Deliveroo: amende maximale requise et prison avec sursis


JACQUES DEMARTHON / AFP
Paris, France | AFP | mercredi 16/03/2022 - "Tous les avantages de l'employeur"... "sans les inconvénients": la procureure a requis mercredi à Paris la peine maximale de 375.000 euros d'amende à l'encontre de Deliveroo ainsi qu'un an de prison avec sursis contre deux de ses anciens responsables francais.

La plateforme est jugée depuis la semaine dernière devant le tribunal correctionnel de Paris, au côté de trois anciens dirigeants, pour "travail dissimulé", lors d'un premier procès pénal en France de "l'ubérisation" avec comme enjeu le véritable statut de ses livreurs.

Deliveroo est bien responsable d'"une instrumentalisation et d'un détournement de la régulation du travail", dans le but d'organiser une "dissimulation systémique" d'emplois de livreurs qui auraient dû être salariés et non indépendants, a estimé mercredi dans ses réquisitions la procureure Céline Ducournau.

Pour les deux dirigeants successifs de Deliveroo France sur la période concernée, de 2015 à 2017, elle a demandé un an d'emprisonnement avec sursis et 30.000 euros d'amende.
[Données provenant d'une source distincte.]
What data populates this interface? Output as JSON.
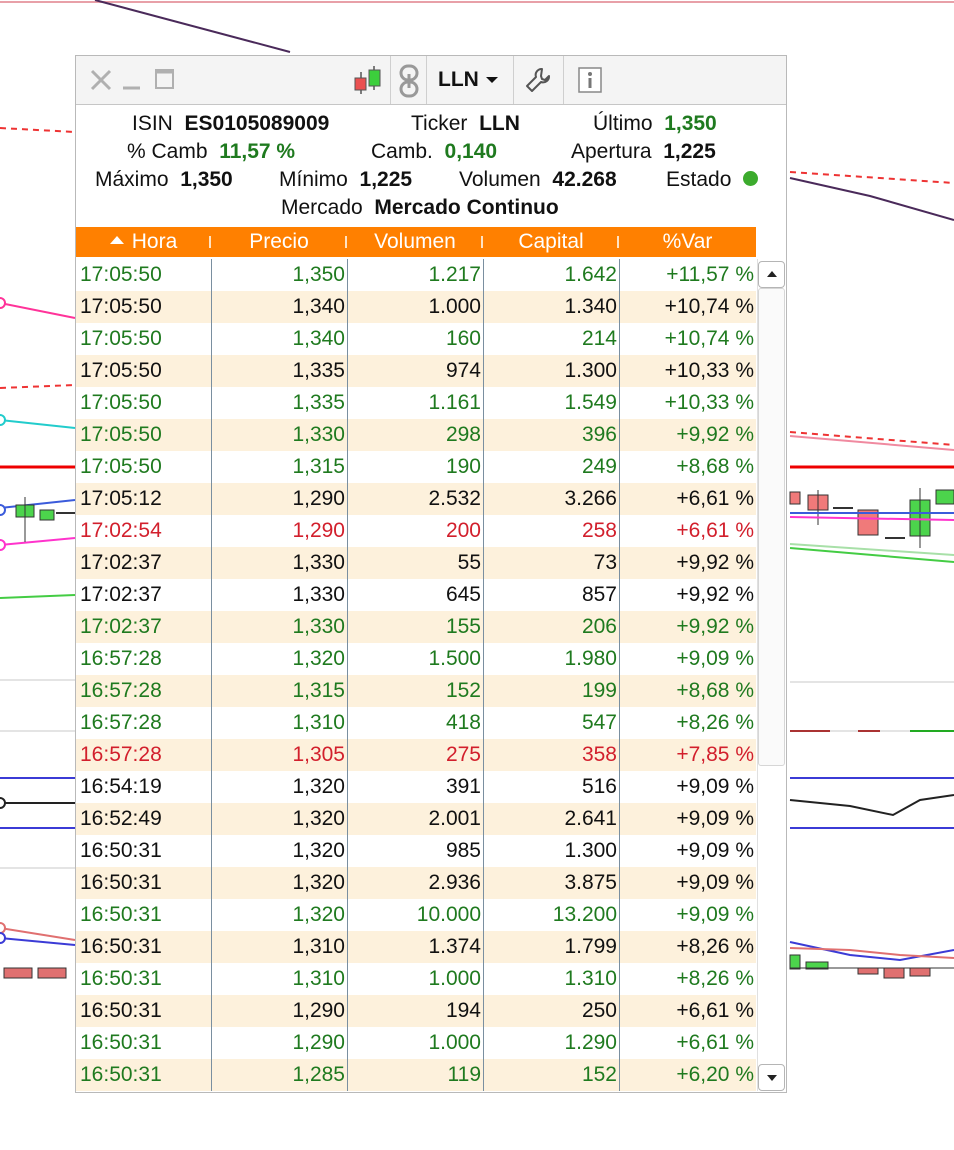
{
  "widget": {
    "ticker_selected": "LLN",
    "icons": {
      "close": "close-icon",
      "minimize": "minimize-icon",
      "maximize": "maximize-icon",
      "chart": "candlestick-chart-icon",
      "link": "link-icon",
      "settings": "wrench-icon",
      "info": "info-icon"
    }
  },
  "info": {
    "isin_label": "ISIN",
    "isin_value": "ES0105089009",
    "ticker_label": "Ticker",
    "ticker_value": "LLN",
    "ultimo_label": "Último",
    "ultimo_value": "1,350",
    "pct_cambio_label": "% Camb",
    "pct_cambio_value": "11,57 %",
    "cambio_label": "Camb.",
    "cambio_value": "0,140",
    "apertura_label": "Apertura",
    "apertura_value": "1,225",
    "maximo_label": "Máximo",
    "maximo_value": "1,350",
    "minimo_label": "Mínimo",
    "minimo_value": "1,225",
    "volumen_label": "Volumen",
    "volumen_value": "42.268",
    "estado_label": "Estado",
    "estado_color": "#3cab2d",
    "mercado_label": "Mercado",
    "mercado_value": "Mercado Continuo"
  },
  "table": {
    "headers": [
      "Hora",
      "Precio",
      "Volumen",
      "Capital",
      "%Var"
    ],
    "header_bg": "#ff8000",
    "row_colors": {
      "g": "#1f7a1f",
      "k": "#111111",
      "r": "#d21f2c"
    },
    "rows": [
      {
        "hora": "17:05:50",
        "precio": "1,350",
        "volumen": "1.217",
        "capital": "1.642",
        "var": "+11,57 %",
        "c": "g"
      },
      {
        "hora": "17:05:50",
        "precio": "1,340",
        "volumen": "1.000",
        "capital": "1.340",
        "var": "+10,74 %",
        "c": "k"
      },
      {
        "hora": "17:05:50",
        "precio": "1,340",
        "volumen": "160",
        "capital": "214",
        "var": "+10,74 %",
        "c": "g"
      },
      {
        "hora": "17:05:50",
        "precio": "1,335",
        "volumen": "974",
        "capital": "1.300",
        "var": "+10,33 %",
        "c": "k"
      },
      {
        "hora": "17:05:50",
        "precio": "1,335",
        "volumen": "1.161",
        "capital": "1.549",
        "var": "+10,33 %",
        "c": "g"
      },
      {
        "hora": "17:05:50",
        "precio": "1,330",
        "volumen": "298",
        "capital": "396",
        "var": "+9,92 %",
        "c": "g"
      },
      {
        "hora": "17:05:50",
        "precio": "1,315",
        "volumen": "190",
        "capital": "249",
        "var": "+8,68 %",
        "c": "g"
      },
      {
        "hora": "17:05:12",
        "precio": "1,290",
        "volumen": "2.532",
        "capital": "3.266",
        "var": "+6,61 %",
        "c": "k"
      },
      {
        "hora": "17:02:54",
        "precio": "1,290",
        "volumen": "200",
        "capital": "258",
        "var": "+6,61 %",
        "c": "r"
      },
      {
        "hora": "17:02:37",
        "precio": "1,330",
        "volumen": "55",
        "capital": "73",
        "var": "+9,92 %",
        "c": "k"
      },
      {
        "hora": "17:02:37",
        "precio": "1,330",
        "volumen": "645",
        "capital": "857",
        "var": "+9,92 %",
        "c": "k"
      },
      {
        "hora": "17:02:37",
        "precio": "1,330",
        "volumen": "155",
        "capital": "206",
        "var": "+9,92 %",
        "c": "g"
      },
      {
        "hora": "16:57:28",
        "precio": "1,320",
        "volumen": "1.500",
        "capital": "1.980",
        "var": "+9,09 %",
        "c": "g"
      },
      {
        "hora": "16:57:28",
        "precio": "1,315",
        "volumen": "152",
        "capital": "199",
        "var": "+8,68 %",
        "c": "g"
      },
      {
        "hora": "16:57:28",
        "precio": "1,310",
        "volumen": "418",
        "capital": "547",
        "var": "+8,26 %",
        "c": "g"
      },
      {
        "hora": "16:57:28",
        "precio": "1,305",
        "volumen": "275",
        "capital": "358",
        "var": "+7,85 %",
        "c": "r"
      },
      {
        "hora": "16:54:19",
        "precio": "1,320",
        "volumen": "391",
        "capital": "516",
        "var": "+9,09 %",
        "c": "k"
      },
      {
        "hora": "16:52:49",
        "precio": "1,320",
        "volumen": "2.001",
        "capital": "2.641",
        "var": "+9,09 %",
        "c": "k"
      },
      {
        "hora": "16:50:31",
        "precio": "1,320",
        "volumen": "985",
        "capital": "1.300",
        "var": "+9,09 %",
        "c": "k"
      },
      {
        "hora": "16:50:31",
        "precio": "1,320",
        "volumen": "2.936",
        "capital": "3.875",
        "var": "+9,09 %",
        "c": "k"
      },
      {
        "hora": "16:50:31",
        "precio": "1,320",
        "volumen": "10.000",
        "capital": "13.200",
        "var": "+9,09 %",
        "c": "g"
      },
      {
        "hora": "16:50:31",
        "precio": "1,310",
        "volumen": "1.374",
        "capital": "1.799",
        "var": "+8,26 %",
        "c": "k"
      },
      {
        "hora": "16:50:31",
        "precio": "1,310",
        "volumen": "1.000",
        "capital": "1.310",
        "var": "+8,26 %",
        "c": "g"
      },
      {
        "hora": "16:50:31",
        "precio": "1,290",
        "volumen": "194",
        "capital": "250",
        "var": "+6,61 %",
        "c": "k"
      },
      {
        "hora": "16:50:31",
        "precio": "1,290",
        "volumen": "1.000",
        "capital": "1.290",
        "var": "+6,61 %",
        "c": "g"
      },
      {
        "hora": "16:50:31",
        "precio": "1,285",
        "volumen": "119",
        "capital": "152",
        "var": "+6,20 %",
        "c": "g"
      }
    ]
  }
}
Pour un troisième responsable, "simple salarié", elle a souhaité quatre mois d'emprisonnement avec sursis et 10.000 euros d'amende.
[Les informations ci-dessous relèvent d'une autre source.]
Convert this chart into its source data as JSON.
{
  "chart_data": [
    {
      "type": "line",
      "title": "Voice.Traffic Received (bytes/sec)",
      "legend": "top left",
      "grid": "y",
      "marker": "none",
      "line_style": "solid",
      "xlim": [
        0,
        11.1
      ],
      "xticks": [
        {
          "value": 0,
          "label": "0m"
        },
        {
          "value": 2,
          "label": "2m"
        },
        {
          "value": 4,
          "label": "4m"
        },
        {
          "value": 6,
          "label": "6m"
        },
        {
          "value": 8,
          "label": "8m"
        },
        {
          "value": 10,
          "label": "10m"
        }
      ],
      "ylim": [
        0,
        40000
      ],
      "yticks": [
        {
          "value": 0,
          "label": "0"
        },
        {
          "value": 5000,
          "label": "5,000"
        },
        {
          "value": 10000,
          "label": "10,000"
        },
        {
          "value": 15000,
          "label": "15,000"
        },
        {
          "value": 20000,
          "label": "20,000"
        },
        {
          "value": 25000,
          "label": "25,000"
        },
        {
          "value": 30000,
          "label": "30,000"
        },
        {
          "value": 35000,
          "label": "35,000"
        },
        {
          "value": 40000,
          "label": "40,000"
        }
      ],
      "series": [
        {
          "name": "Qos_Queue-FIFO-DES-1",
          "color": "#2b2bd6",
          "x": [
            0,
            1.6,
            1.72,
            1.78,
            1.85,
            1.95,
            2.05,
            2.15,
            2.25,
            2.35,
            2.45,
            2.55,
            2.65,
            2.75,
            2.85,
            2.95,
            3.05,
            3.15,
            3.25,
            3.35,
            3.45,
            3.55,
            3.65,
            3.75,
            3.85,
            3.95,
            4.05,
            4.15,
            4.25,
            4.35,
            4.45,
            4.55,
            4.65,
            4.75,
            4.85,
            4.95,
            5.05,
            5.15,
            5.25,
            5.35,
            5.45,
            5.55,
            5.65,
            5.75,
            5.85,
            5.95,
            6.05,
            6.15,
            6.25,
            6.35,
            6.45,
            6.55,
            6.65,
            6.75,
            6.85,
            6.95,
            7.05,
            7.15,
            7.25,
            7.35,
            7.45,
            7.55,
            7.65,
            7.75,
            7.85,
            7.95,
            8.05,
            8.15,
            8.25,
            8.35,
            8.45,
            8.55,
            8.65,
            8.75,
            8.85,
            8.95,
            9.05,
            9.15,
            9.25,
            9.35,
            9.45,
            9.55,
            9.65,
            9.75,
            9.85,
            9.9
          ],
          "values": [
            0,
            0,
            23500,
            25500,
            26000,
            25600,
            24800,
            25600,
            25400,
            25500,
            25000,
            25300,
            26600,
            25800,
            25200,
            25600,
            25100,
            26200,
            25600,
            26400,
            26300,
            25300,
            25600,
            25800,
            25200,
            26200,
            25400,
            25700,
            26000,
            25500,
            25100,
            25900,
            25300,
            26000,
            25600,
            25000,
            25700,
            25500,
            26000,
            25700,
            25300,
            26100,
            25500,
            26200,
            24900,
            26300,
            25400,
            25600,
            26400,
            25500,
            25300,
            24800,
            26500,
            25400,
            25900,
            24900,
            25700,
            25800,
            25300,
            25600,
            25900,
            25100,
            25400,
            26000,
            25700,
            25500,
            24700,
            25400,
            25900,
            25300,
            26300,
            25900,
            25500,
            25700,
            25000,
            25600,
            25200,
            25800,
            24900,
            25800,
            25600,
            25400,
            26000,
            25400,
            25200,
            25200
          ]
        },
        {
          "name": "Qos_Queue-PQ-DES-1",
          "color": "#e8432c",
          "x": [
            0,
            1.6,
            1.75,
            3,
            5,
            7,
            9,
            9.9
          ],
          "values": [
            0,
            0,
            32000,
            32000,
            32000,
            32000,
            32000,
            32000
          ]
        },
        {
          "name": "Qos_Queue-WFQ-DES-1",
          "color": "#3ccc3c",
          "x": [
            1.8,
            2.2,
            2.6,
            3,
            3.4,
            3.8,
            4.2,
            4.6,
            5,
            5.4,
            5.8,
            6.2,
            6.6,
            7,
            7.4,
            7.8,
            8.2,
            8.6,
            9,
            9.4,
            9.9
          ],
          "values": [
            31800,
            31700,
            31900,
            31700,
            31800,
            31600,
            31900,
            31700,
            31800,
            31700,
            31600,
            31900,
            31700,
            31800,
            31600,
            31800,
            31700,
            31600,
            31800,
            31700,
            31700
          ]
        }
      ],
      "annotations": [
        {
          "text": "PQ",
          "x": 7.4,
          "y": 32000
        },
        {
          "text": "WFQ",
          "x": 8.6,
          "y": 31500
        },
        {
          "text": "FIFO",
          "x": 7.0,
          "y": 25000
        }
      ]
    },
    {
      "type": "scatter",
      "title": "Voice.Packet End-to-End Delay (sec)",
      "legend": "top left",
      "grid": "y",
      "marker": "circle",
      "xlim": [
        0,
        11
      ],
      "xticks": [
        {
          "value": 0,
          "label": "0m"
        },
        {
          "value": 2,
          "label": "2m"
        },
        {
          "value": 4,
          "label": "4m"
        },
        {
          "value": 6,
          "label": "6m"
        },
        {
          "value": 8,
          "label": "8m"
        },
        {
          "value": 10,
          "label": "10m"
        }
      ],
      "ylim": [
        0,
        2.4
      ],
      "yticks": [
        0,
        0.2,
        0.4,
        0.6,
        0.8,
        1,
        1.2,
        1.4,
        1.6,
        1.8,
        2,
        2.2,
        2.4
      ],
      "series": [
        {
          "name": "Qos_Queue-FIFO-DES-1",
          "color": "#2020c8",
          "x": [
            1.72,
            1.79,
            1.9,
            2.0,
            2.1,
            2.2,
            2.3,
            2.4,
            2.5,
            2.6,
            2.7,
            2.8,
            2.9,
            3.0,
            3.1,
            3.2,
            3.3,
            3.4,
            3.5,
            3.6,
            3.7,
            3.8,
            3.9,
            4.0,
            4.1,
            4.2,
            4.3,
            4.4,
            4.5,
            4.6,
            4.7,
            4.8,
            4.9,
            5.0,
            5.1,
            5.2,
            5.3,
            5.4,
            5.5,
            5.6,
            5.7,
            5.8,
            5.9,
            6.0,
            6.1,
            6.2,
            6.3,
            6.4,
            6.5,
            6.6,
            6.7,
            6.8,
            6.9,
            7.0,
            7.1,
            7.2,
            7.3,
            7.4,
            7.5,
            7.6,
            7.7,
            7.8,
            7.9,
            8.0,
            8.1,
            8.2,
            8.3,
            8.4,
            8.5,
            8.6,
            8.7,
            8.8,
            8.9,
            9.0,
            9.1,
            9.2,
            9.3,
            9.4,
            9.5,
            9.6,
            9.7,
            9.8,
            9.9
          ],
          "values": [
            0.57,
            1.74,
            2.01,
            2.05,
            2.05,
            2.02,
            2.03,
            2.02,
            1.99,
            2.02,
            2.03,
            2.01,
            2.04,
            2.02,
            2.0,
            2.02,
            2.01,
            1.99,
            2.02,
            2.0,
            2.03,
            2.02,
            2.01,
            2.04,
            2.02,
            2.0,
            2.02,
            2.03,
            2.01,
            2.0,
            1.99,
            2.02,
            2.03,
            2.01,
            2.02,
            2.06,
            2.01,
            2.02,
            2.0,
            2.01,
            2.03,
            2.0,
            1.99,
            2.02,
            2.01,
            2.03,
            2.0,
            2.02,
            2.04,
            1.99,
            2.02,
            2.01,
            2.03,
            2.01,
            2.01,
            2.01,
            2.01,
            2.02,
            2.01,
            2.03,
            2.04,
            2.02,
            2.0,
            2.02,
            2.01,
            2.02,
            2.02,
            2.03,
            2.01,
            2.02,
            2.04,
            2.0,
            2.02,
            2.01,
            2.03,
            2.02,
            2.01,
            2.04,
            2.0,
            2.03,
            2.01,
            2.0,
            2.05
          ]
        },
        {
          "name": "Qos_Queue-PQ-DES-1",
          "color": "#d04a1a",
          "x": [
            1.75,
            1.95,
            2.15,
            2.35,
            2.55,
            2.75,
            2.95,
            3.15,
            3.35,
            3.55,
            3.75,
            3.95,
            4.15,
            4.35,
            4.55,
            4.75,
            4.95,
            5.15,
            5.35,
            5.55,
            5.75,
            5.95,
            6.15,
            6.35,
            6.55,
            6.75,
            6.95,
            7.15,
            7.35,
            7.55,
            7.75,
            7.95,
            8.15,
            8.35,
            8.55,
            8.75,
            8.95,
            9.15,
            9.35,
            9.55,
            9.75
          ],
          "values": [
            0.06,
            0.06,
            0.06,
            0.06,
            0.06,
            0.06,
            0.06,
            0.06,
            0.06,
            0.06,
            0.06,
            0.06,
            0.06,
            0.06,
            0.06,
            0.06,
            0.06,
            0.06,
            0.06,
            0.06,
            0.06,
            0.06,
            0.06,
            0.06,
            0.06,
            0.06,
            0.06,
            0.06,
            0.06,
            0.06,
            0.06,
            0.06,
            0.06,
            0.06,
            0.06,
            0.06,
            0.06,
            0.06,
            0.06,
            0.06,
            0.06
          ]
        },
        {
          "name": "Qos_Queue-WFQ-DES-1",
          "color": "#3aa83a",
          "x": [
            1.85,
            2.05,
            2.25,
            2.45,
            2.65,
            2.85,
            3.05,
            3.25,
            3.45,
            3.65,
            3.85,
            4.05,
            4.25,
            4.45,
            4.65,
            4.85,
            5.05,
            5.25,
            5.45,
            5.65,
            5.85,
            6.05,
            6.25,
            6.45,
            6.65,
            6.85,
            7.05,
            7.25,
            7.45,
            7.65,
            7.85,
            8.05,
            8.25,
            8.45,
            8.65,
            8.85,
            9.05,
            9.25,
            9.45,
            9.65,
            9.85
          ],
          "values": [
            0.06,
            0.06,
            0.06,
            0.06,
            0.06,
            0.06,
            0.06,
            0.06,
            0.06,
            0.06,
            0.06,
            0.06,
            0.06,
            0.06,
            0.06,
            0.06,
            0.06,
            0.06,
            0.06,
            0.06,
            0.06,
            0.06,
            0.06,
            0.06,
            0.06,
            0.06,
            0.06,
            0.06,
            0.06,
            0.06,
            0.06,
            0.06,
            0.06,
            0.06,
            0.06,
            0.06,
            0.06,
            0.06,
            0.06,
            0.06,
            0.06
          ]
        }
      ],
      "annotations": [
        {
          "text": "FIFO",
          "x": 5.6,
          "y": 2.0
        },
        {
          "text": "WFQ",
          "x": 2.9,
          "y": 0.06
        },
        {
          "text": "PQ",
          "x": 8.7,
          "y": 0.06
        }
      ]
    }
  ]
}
La procureure avait commencé par indiquer "regretter" l'absence sur le banc des prévenus de William Shu, grand patron de l'entreprise britannique et "incontestablement" à l'origine du "système".
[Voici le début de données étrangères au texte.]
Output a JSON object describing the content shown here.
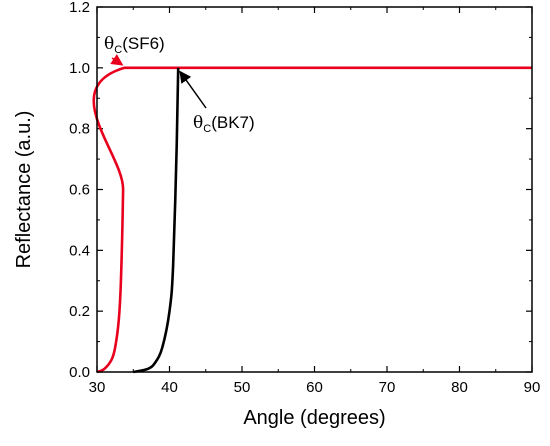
{
  "chart_data": {
    "type": "line",
    "xlabel": "Angle (degrees)",
    "ylabel": "Reflectance (a.u.)",
    "xlim": [
      30,
      90
    ],
    "ylim": [
      0,
      1.2
    ],
    "xticks": [
      "30",
      "40",
      "50",
      "60",
      "70",
      "80",
      "90"
    ],
    "yticks": [
      "0.0",
      "0.2",
      "0.4",
      "0.6",
      "0.8",
      "1.0",
      "1.2"
    ],
    "grid": false,
    "series": [
      {
        "color": "#e8001c",
        "x": [
          30,
          31,
          32,
          32.5,
          33,
          33.3,
          33.6,
          33.75,
          90
        ],
        "y": [
          0.0,
          0.01,
          0.04,
          0.08,
          0.17,
          0.3,
          0.6,
          1.0,
          1.0
        ]
      },
      {
        "color": "#000000",
        "x": [
          35,
          37,
          38,
          39,
          40,
          40.5,
          41.0,
          41.2
        ],
        "y": [
          0.0,
          0.01,
          0.03,
          0.08,
          0.2,
          0.35,
          0.75,
          1.0
        ]
      }
    ],
    "annotations": [
      {
        "label_main": "θ",
        "label_sub": "C",
        "label_tail": "(SF6)",
        "x": 33.75,
        "y": 1.0
      },
      {
        "label_main": "θ",
        "label_sub": "C",
        "label_tail": "(BK7)",
        "x": 41.2,
        "y": 1.0
      }
    ]
  }
}
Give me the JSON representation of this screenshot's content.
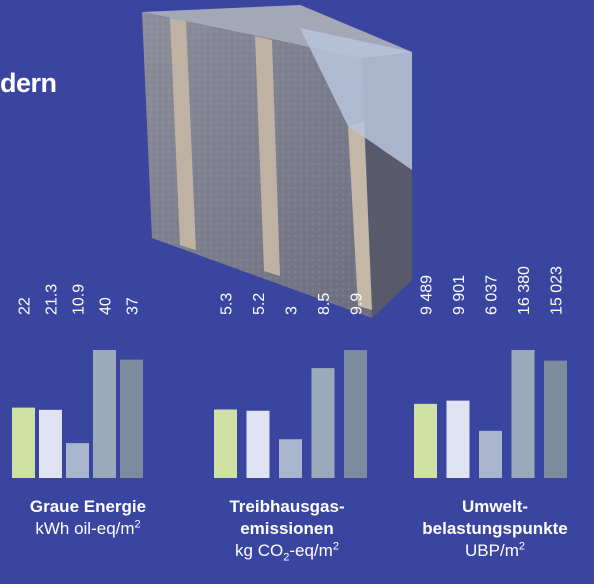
{
  "title_fragment": "dern",
  "colors": {
    "background": "#3a45a0",
    "bar_colors": [
      "#cfe0a3",
      "#dfe3f2",
      "#a9b5cc",
      "#9aaabb",
      "#7c8c9e"
    ]
  },
  "chart_data": [
    {
      "type": "bar",
      "title": "Graue Energie",
      "unit": "kWh oil-eq/m²",
      "values": [
        22,
        21.3,
        10.9,
        40,
        37
      ],
      "value_labels": [
        "22",
        "21.3",
        "10.9",
        "40",
        "37"
      ]
    },
    {
      "type": "bar",
      "title": "Treibhausgas-emissionen",
      "title_lines": [
        "Treibhausgas-",
        "emissionen"
      ],
      "unit": "kg CO₂-eq/m²",
      "values": [
        5.3,
        5.2,
        3,
        8.5,
        9.9
      ],
      "value_labels": [
        "5.3",
        "5.2",
        "3",
        "8.5",
        "9.9"
      ]
    },
    {
      "type": "bar",
      "title": "Umweltbelastungspunkte",
      "title_lines": [
        "Umwelt-",
        "belastungspunkte"
      ],
      "unit": "UBP/m²",
      "values": [
        9489,
        9901,
        6037,
        16380,
        15023
      ],
      "value_labels": [
        "9 489",
        "9 901",
        "6 037",
        "16 380",
        "15 023"
      ]
    }
  ]
}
Une "fraude" ayant pour unique but d'employer "à moindre frais" ses livreurs, et peu importe si certains sont "satisfaits" de ce statut ou se "sentent libres", a souligné la magistrate, en référence à l'un des arguments de Deliveroo pour justifier le statut d'auto-entrepreneur.

Pour Céline Ducournau, lors de la période de 2015 à 2017, le "lien de subordination" était bien établi par un "faisceau d'indices", et ce pour l'"intégralité des livreurs" soit "des milliers de travailleurs".

A l'audience dans une salle bien remplie, notamment de livreurs (plus d'une centaine étant parties civiles), la procureure a listé ces "indices" un par par un, démontrant selon elle qu'il y avait bien "directives", "contrôles et "sanctions" dans la relation entre les livreurs et la start-up.

Selon l'accusation, Deliveroo se présente faussement comme une plateforme de "mise en relation" entre clients, restaurateurs, et livreurs, alors que la livraison est le coeur même de son activité. 

"Il n'y a pas de troisième acteur, Deliveroo ne met le livreur en relation avec personne", a-t-elle tonné. 

L'entreprise "s'engage sur la qualité de la prestation, les délais, il les forme et organise leur intervention", a-t-elle décrit, dénonçant une "fiction juridique".

Elle a évoqué dans son réquisitoire l'envoi régulier de mails rappelant les "règles", de vidéos de formation, l'obligation d'effectuer des "+shifts+ d'essai", qui constituent bien des des "consignes claires".

fonctionnement "Novateur" 

Elle a aussi détaillé le contrôle constant, sur les délais de livraison, les itinéraires choisis, la manière de livrer, "allant parfois jusqu'à vérifier que les livreurs se levaient bien le matin" ou que leur batterie de téléphone était chargée.

Pour Deliveroo dont elle a regretté que le fonctionnement présenté comme "novateur" se soit "pleinement intégré dans le modèle économique français", la procureure a aussi demandé comme peine complémentaire "l'affichage et la diffusion" de la décision de justice, notamment devant les locaux de Deliveroo pendant deux mois, ainsi que sur la page d'accueil du site et de l'application mobile de la plateforme.

Elle a souhaité cette peine en pensant "aux travailleurs actuels" de la plateforme, et requis qu'elle s'applique immédiatement, même en cas d'appel.  

Elle a enfin demandé que les trois millions d'euros saisis par l'Ursaff pendant la procédure et représentant une partie de la valeur de l'infraction, soient confisqués.

Très contesté, le statut d'indépendant des chauffeurs Uber ou des coursiers Deliveroo est remis en cause dans de nombreux pays par la justice ou, plus rarement, par des lois qui ont poussé certains géants du secteur à proposer des compromis.

En Grande-Bretagne, le géant américain Uber - visé en France par une enquête pour travail dissimulé - a accordé à ses 70.000 chauffeurs un statut hybride de "travailleurs salariés" qui leur octroie salaire minimum, congés payés et accès à un fonds de retraite, une première mondiale pour la société américaine.

Deliveroo a de son côté annoncé son intention de quitter l'Espagne, où une loi votée l'an dernier oblige le groupe britannique à salarier ses livreurs.